Semantic Advertising = Long Tail Monetization
One of the most important reasons for developing semantic technology is to increase the efficiency of online advertising. There are two immediate effects like a chain reaction. First, meaning-based relevancy increases the frequency of correct impressions (easy to agree with). Second, the number of correct impressions can be increased against long tail queries (not so easy to visualize it.) In this blog entry, I want to elaborate more on the second point and explain how we tackle it at hakia.
The long tail accounts for a significant fraction of daily queries that have never been seen before. It is reported to account for 1/3rd of all daily queries by several search engines. Obviously, if 33% is unique every day, the percentage of the unique queries per year is a much larger number, resembling the famous iceberg picture.
To see what long tail queries look like, you do not have to review the search logs. You can simply look at the word distributions on your own Website. For example, if you have a Web page that includes 200 words describing your product/idea, then you can ask this question: How many possible questions/queries can be asked that your page has an answer to? If you are not a trained linguist, you will possibly undermine the number. But we can tell you that the number of possible queries/questions can be in the thousands for a page with 200 significant words.
Thousands of queries include all possible meaningful variations of the ideas you have presented on your Web page. However, make no mistake about it that if you use a linear system with no semantics involved, the number of word permutations/combinations can be in the billions. Thus, being able to extract only the meaningful ones is the heart of the technological problem.
It is an infeasible task to extract thousands of queries/questions manually for every Web page you have, not to mention creating an advertising campaign by bidding these terms one by one. So, here is the definition of the long tail for you: Those queries/questions you are not extracting from your Web pages are the long tail queries. The ones that you are extracting are the fat tail, popular, and short queries, and most likely, you are using them in your advertising campaign today.
Here is an example. If you type “celebrex” to Google, you see the ad for this product, as shown below.
|
The advertiser made a bid for the term “celebrex.” They may also have made bids for “arthritis”, “arthritis pain”, “arthritis treatment”, and so on. But, they have not made a bid for the query “What can ease arthritis pain, stiffness, and inflammation?” as shown below:
|
The reason that there is no ad for this query is because there are zillions of possible queries and the advertiser did not have the means to create these campaigns. The cost of extracting them manually, then bidding them one by one far exceeds the benefits. Therefore, long tail queries are not monetized successfully in today’s systems. The next challenge in online advertising is to take advantage of this sleeping giant.

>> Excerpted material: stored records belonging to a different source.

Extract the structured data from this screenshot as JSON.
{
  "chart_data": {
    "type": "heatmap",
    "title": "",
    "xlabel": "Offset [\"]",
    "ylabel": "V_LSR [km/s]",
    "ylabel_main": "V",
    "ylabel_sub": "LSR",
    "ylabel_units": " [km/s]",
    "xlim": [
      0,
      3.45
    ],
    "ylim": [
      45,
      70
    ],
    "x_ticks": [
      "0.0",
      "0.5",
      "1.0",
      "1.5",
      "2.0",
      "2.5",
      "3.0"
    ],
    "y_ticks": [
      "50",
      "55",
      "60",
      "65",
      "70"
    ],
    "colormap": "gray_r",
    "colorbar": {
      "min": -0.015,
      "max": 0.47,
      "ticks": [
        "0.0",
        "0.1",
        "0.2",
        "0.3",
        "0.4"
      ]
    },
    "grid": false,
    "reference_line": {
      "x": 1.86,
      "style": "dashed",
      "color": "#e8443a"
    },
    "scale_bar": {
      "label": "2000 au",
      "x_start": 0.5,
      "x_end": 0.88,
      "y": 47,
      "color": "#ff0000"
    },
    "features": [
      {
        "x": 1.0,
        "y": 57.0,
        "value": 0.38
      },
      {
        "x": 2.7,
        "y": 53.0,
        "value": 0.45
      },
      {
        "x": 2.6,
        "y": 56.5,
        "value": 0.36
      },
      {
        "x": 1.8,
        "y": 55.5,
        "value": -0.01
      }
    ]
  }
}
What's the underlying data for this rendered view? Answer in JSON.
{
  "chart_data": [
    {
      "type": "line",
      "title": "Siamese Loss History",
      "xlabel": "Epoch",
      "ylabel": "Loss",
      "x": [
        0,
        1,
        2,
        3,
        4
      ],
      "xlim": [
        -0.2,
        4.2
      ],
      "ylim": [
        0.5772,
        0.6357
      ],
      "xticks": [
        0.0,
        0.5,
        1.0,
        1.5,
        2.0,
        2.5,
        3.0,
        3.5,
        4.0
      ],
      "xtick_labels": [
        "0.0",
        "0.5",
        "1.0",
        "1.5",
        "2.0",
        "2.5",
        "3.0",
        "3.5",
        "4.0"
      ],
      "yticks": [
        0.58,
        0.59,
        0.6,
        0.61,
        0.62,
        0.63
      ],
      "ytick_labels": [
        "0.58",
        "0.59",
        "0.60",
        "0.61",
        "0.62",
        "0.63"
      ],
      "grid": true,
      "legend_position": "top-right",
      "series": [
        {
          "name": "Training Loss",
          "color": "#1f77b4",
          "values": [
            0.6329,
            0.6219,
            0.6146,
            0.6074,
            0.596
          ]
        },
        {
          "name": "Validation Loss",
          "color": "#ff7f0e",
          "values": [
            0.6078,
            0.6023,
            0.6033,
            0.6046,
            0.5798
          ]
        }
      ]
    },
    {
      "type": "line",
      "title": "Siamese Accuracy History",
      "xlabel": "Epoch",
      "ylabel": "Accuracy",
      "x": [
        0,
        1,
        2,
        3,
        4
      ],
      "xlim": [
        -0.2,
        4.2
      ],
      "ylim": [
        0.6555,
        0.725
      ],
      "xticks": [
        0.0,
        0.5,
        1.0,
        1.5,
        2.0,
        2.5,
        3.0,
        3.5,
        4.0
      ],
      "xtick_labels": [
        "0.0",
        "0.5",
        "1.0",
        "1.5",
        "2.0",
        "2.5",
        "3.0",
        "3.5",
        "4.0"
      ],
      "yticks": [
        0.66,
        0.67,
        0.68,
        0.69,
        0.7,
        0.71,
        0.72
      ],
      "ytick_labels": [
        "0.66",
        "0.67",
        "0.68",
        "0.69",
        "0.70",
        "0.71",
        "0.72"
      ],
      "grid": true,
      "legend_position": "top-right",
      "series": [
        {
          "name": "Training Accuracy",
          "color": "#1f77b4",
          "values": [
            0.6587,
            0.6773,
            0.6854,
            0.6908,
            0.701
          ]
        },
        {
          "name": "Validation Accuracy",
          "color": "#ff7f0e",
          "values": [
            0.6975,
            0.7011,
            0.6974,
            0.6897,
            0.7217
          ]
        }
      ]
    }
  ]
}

At hakia, we have developed our own Semantic Advertising system to tackle this problem, and we are testing the system now. To tackle the long tail monetization problem, we built two important technologies: (1) QDEXing that extracts all possible meaningful questions from a given page, (2) automated long tail campaign so that the advertisers do not have to do it manually.
Taking on the example shown above, we have QDEXed the Web pages of Celebrex, and created a long-tail campaign at hakia’s simulation room. The long tail query “What can ease arthritis pain, stiffness, and inflammation?” brings an ad as shown below.
|
For Celebrex, there are thousands of queries extracted by QDEXing that include a vast amount of semantic variations.
An advertiser in hakia’s system can create a “long tail” campaign by simply pointing the URLs for his/her products, then make one bid for the entire campaign. To simplify the economics of it, the advertiser only pays for the successful long tail queries.
Stay tuned for updates on hakia’s Semantic Advertising System.



September 12th, 2008 at 6:03 am
It is not just semantics, but in fact the syntactic-semantic search that is most important as you exemplified. While, semantics can be inferred pretty well from the bag-of-words as most search-engines do and syntax-capturing isn’t always an easy affair, a good blend of the two is required to really capture the “meaning” and provide the relevant targeted ads. Good work and best wishes!
September 25th, 2008 at 4:58 am
Your post is very valuable, thanks
October 7th, 2008 at 12:00 pm
On the other hand, if you type the query “What can ease arthritis pain?” into Google, you do in fact get an ad. I wonder why the longer query you give an example doesn’t yield any results, since “arthritis” is presumably the keyword of interest in both cases.
October 8th, 2008 at 8:33 am
Interesting, you always learn something.